During Medvedev's meeting with businessmen and state-owned company barons, the opinions heard were quite the opposite. Medvedev addressed the key issues of his plan to improve the investment climate in Russia, the so-called Magnitogorsk thesis. Medvedev has criticised the slow pace of privatisations in Russia. According to the current plan, the government will retain controlling stakes in key enterprises until at least 2016. Medvedev has been pushing for more aggressive privatisations and he expects to see a new plan by August 1. He also said that he expects to see the creation of legislature that limits the government's ambitions in strategic sectors.
Various commentaries on the Medvedev meeting have been supportive of privatisation. It was evident that improving the current investment climate was very important to the interests of the audience, and there were numerous suggestions on how to do this. Interestingly, the meeting was also attended by Mikhail Gutseriev, president of Russneft, who has recently returned from London where he had been in hiding after an attack on his business. However, no invitation was sent to Dmitry Kamenshik, CEO of Domodedovo airport, who recently cancelled the company's IPO.
Meanwhile, the August deadline for the government's privatisation programme, set by Medvedev during the St Petersburg investment forum, is drawing near. Vedomosti leaked information on the companies that are to be privatised according to the new Ministry of Economic Development programme.
According to the leaked programme, the state will reduce its stake to zero in two key assets, Rosneft and Rushydro, whilst retaining a golden share in each; it will reduce its stake to zero in 11 enterprises, including VTB; and it will retain a stake of 50% +1 share in six other key enterprises, including Russian Railways, Transnet and MRSK Holding. The current plan for Sberbank as we understand it is to sell a 7.5% stake, and there was no mention of the government lowering its stake to zero in the Vedomosti report. The combined value of the shares to be sold is at least $110bn. An ambitious target to complete by 2017, in our view.

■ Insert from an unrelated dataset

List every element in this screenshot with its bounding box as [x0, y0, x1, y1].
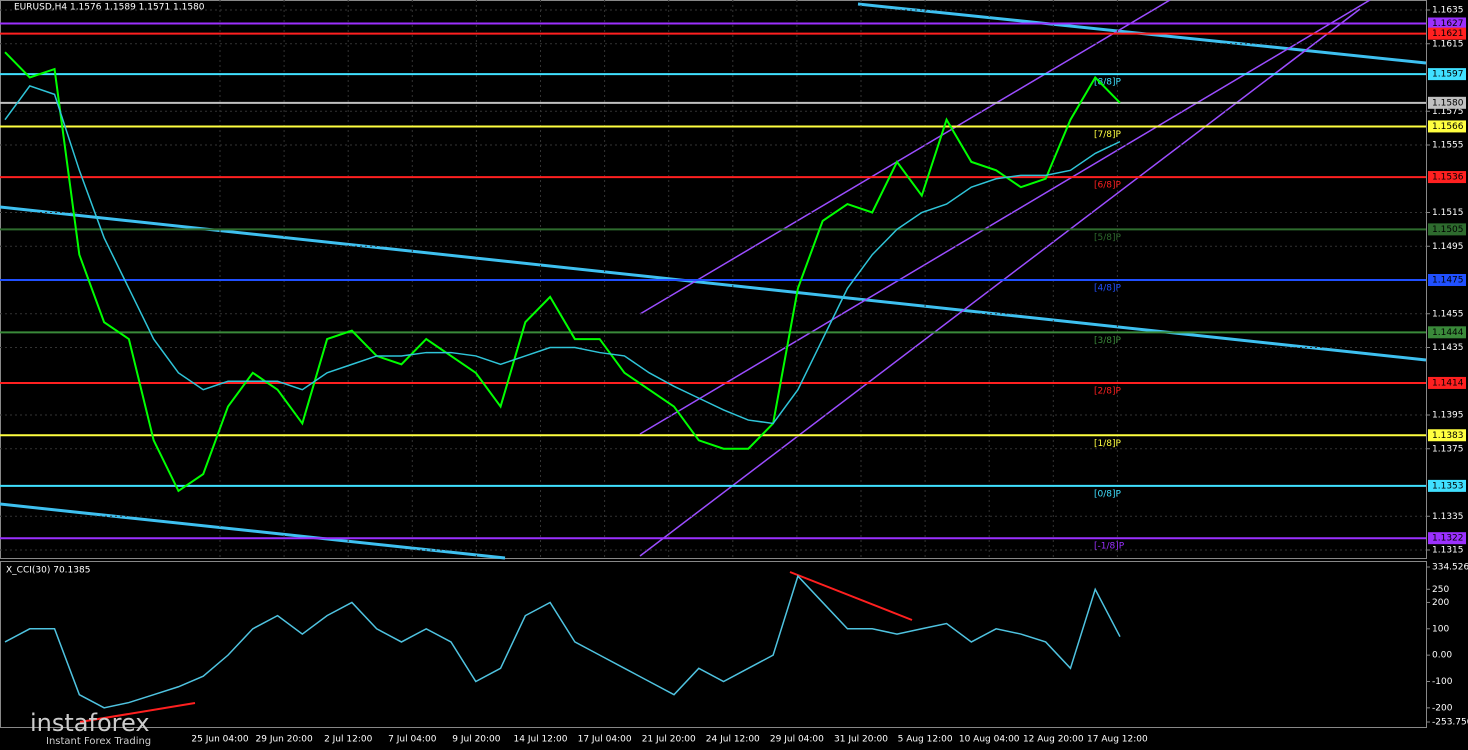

Russia is turning away from state capitalism to improve its investment climate, which we believe is just another way of saying it is turning away from state socialism. Russian state-owned companies currently operate with the unfair advantage of having access to much cheaper capital than their private competitors, skewing competition as a result. Moreover, the Russian state is not trying to amend this situation, which it could do by requiring dividends from state-owned companies to balance the skewed cost of capital. Therefore, we think privatisation is the best solution to this problem, as it will end the disadvantages felt by private companies, and it will also make it much easier for the government to draw higher fiscal revenues from the newly privatised companies, financing the current and any future deficit. Finally, privatisation revenues could provide a cushion if oil prices drop.